5. Apricot and Banana Soy Muffins
See this recipe.
6. Sponge cake French toast
That’s French toast using Passover sponge cake as the vehicle for the egg/milk mixture. Very naughty but very yummy too!
7. Passover granola
With dried fruit, apples, bananas, cinnamon, OJ, honey, nuts, coconut, raisins. Add what you like and add crumbled matzah if you like
8. Waffles
Substitute two parts rice flour, 1 part potato flour, per cup of your usual flour. Or make adjustments to this recipe.
9. Omelettes or frittatas
Add grated or diced vegetables – leek, spinach, tomatoes, zucchini – and cheese, as per your preference
10. Eggs and toasted matzah
Boiled, soft-boiled, poached, or fried.
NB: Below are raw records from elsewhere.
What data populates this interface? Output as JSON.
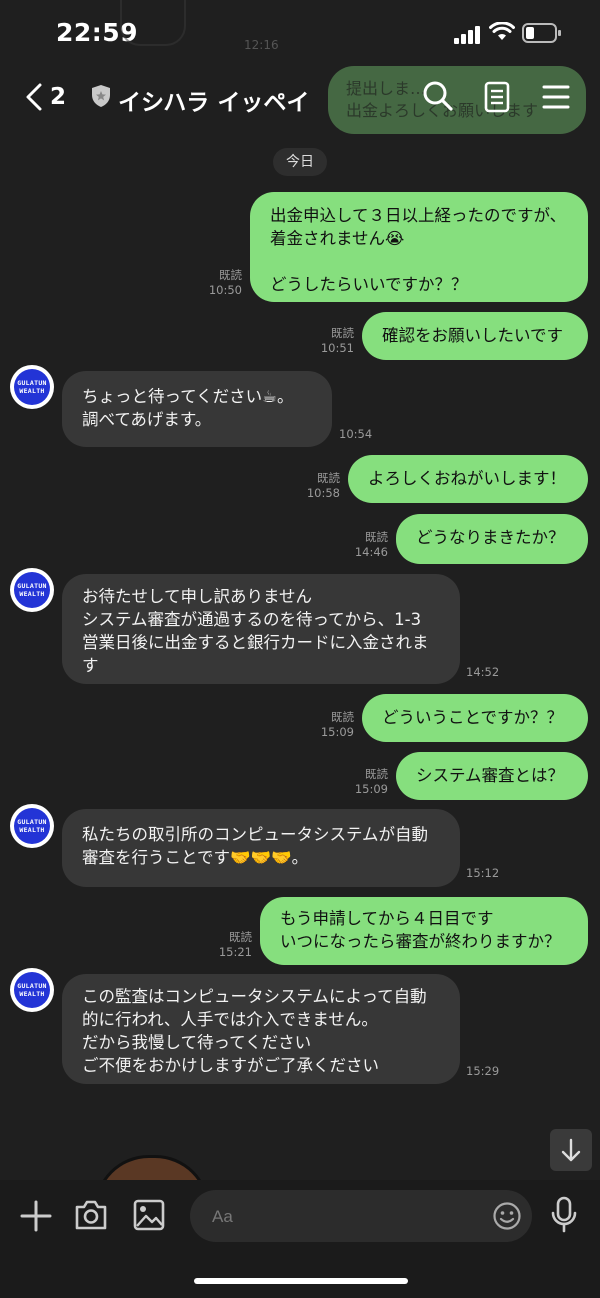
{
  "status_bar": {
    "time": "22:59"
  },
  "header": {
    "back_count": "2",
    "chat_name": "イシハラ イッペイ"
  },
  "background_message": {
    "text": "提出しま…\n出金よろしくお願いします",
    "time": "12:16"
  },
  "date_chip": "今日",
  "avatar_text": [
    "GULATUN",
    "WEALTH"
  ],
  "messages": [
    {
      "dir": "out",
      "text": "出金申込して３日以上経ったのですが、\n着金されません😭\n\nどうしたらいいですか？？",
      "read": "既読",
      "time": "10:50"
    },
    {
      "dir": "out",
      "text": "確認をお願いしたいです",
      "read": "既読",
      "time": "10:51"
    },
    {
      "dir": "in",
      "text": "ちょっと待ってください☕。\n調べてあげます。",
      "time": "10:54"
    },
    {
      "dir": "out",
      "text": "よろしくおねがいします！",
      "read": "既読",
      "time": "10:58"
    },
    {
      "dir": "out",
      "text": "どうなりまきたか？",
      "read": "既読",
      "time": "14:46"
    },
    {
      "dir": "in",
      "text": "お待たせして申し訳ありません\nシステム審査が通過するのを待ってから、1-3\n営業日後に出金すると銀行カードに入金されま\nす",
      "time": "14:52"
    },
    {
      "dir": "out",
      "text": "どういうことですか？？",
      "read": "既読",
      "time": "15:09"
    },
    {
      "dir": "out",
      "text": "システム審査とは？",
      "read": "既読",
      "time": "15:09"
    },
    {
      "dir": "in",
      "text": "私たちの取引所のコンピュータシステムが自動\n審査を行うことです🤝🤝🤝。",
      "time": "15:12"
    },
    {
      "dir": "out",
      "text": "もう申請してから４日目です\nいつになったら審査が終わりますか？",
      "read": "既読",
      "time": "15:21"
    },
    {
      "dir": "in",
      "text": "この監査はコンピュータシステムによって自動\n的に行われ、人手では介入できません。\nだから我慢して待ってください\nご不便をおかけしますがご了承ください",
      "time": "15:29"
    }
  ],
  "input": {
    "placeholder": "Aa"
  },
  "colors": {
    "outgoing_bubble": "#86df7e",
    "incoming_bubble": "#373737",
    "background": "#1f1f1f",
    "avatar_blue": "#2334d6"
  }
}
Serve with toasted matzah (watch closely so they don’t get overdone)
11. Cereal (kosher for Passover ones) with milk and fruit
Those following Sephardi guidelines can have their pick of corn and rice cereals
12. Scrambled eggs and smoked salmon, or eggs hollandaise on matzah toast
13. Smoked salmon and matzah with cream cheese
Some nice ones here for my favorite meal of the day. Thanks! Maybe your next post could include passover desserts because your desserts are fantastic and I’d love to see your take on passover desserts.
My favorite meal too! Though I’m sure many will think it’s dessert (second favorite). Any old dessert favorites to share David?
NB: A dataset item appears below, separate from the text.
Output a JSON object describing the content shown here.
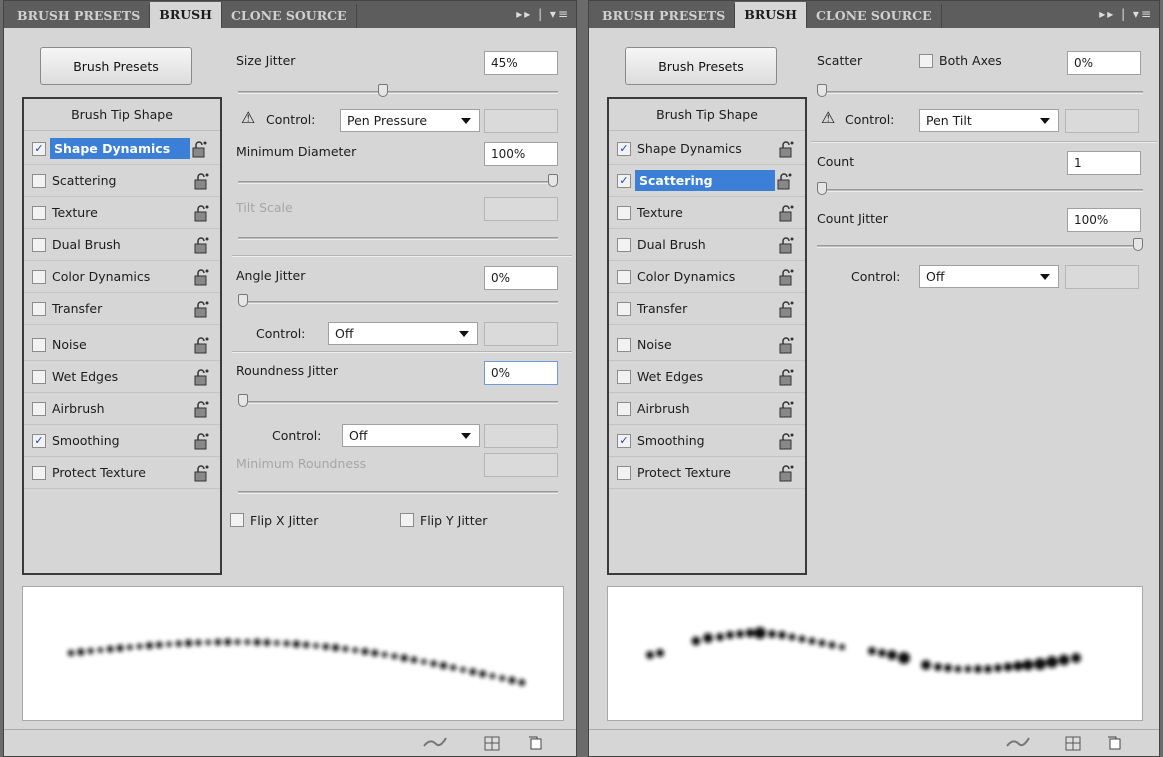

oh my gosh!! I will take lunchbox ideas ANY time, kosher for Pesach or not. Can’t wait! And can’t wait to break bread (er, edible cardboard) with you next week.
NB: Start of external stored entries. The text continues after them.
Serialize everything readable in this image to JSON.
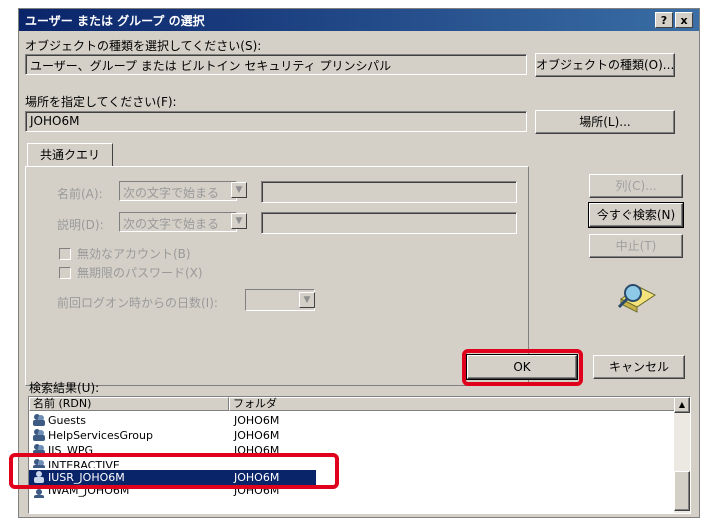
{
  "title": "ユーザー または グループ の選択",
  "titlebar_buttons": {
    "help": "?",
    "close": "x"
  },
  "object_type": {
    "label": "オブジェクトの種類を選択してください(S):",
    "value": "ユーザー、グループ または ビルトイン セキュリティ プリンシパル",
    "button": "オブジェクトの種類(O)..."
  },
  "location": {
    "label": "場所を指定してください(F):",
    "value": "JOHO6M",
    "button": "場所(L)..."
  },
  "tab": {
    "label": "共通クエリ"
  },
  "query": {
    "name_label": "名前(A):",
    "name_mode": "次の文字で始まる",
    "desc_label": "説明(D):",
    "desc_mode": "次の文字で始まる",
    "disabled_accounts": "無効なアカウント(B)",
    "nonexpiring_password": "無期限のパスワード(X)",
    "last_logon_label": "前回ログオン時からの日数(I):"
  },
  "side_buttons": {
    "columns": "列(C)...",
    "search_now": "今すぐ検索(N)",
    "stop": "中止(T)"
  },
  "ok_button": "OK",
  "cancel_button": "キャンセル",
  "results": {
    "label": "検索結果(U):",
    "columns": [
      "名前 (RDN)",
      "フォルダ"
    ],
    "rows": [
      {
        "name": "Guests",
        "folder": "JOHO6M"
      },
      {
        "name": "HelpServicesGroup",
        "folder": "JOHO6M"
      },
      {
        "name": "IIS_WPG",
        "folder": "JOHO6M"
      },
      {
        "name": "INTERACTIVE",
        "folder": ""
      },
      {
        "name": "IUSR_JOHO6M",
        "folder": "JOHO6M",
        "selected": true
      },
      {
        "name": "IWAM_JOHO6M",
        "folder": "JOHO6M"
      }
    ]
  },
  "colors": {
    "selection": "#0a246a",
    "highlight": "#e0001b",
    "face": "#d4d0c8"
  }
}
LoL! I did think we were due a lunchbox-content exchange 🙂 The boys have been on a quesadilla bent which unfortunately I can’t continue next week. Looking forward to what will be a bountiful feast as usual at yours!
Reblogged this on Diva Indoors: Food, with love.
Thanks for the Passover breakfast ideas! It’s such a coincidence to be looking for Passover food ideas and come upon wonderful advice from someone who also grew up in Malaysia. I love your piece on CNY reunion dinner with Uncle Guan’s family and the piece on curry puff. It’s been ages since I made curry puffs but that will have to wait till after Passover!
Thank you for dropping by and for your kind comments! Glad you are finding the ideas handy, and even gladder that you enjoyed my Uncle Guan story and the curry puffs one (cannot get enough of them in country where they are not freely available!). Do you have a blog or somewhere we can have more exchanges about food/Malaysia/being Jewish? 🙂 Happy Passover!
Cym, thanks for dropping by (and hope you can see the fuller reply via my blog). Fab that you enjoyed those ideas, and esp the stories about Uncle Guan and the curry puffs! Drop by any time 🙂 Happy Passover!
No blog, just follow lots of food blogs. Would love to connect about food/Malaysian/being Jewish. Suggestions?
Thanks for the breakfast ideas! I really needed them. Tooo much matzah brei happening in my life!
I will offer up our lunch ideas. I make chicken soup and get kosher for passover noodles and add them in (a little under done) to the hot soup in a thermos for my younger daughter (who adores chicken soup) and for my older daughter I tuck sweet potato, sauteed kale and chicken in a thermos.
other ideas:
matzah lasagna
squash soup
veg soup
turkey chili with a side of cucumbers/pickles/olives and oh course, matzah
tuna salad
egg salad or hard boiled eggs
cottage cheese and fruit with…yeah matzah! (we are a matzah loving family–lucky us)
I try to make our snacks hearty…dried nuts and fruit, smoothies, matzah brownies…and for Pesach I like to get kosher for passover parve mints and offer them at the end of every lunch/dinner.
I find if I am ready with tasty food…no one ever feels deprived over Pesach. Actually, with the little things like mints and matzah “crack” always around after a lovely fish/chicken and veggie meal….we feel it’s a treat!
Passover crepes are another great option!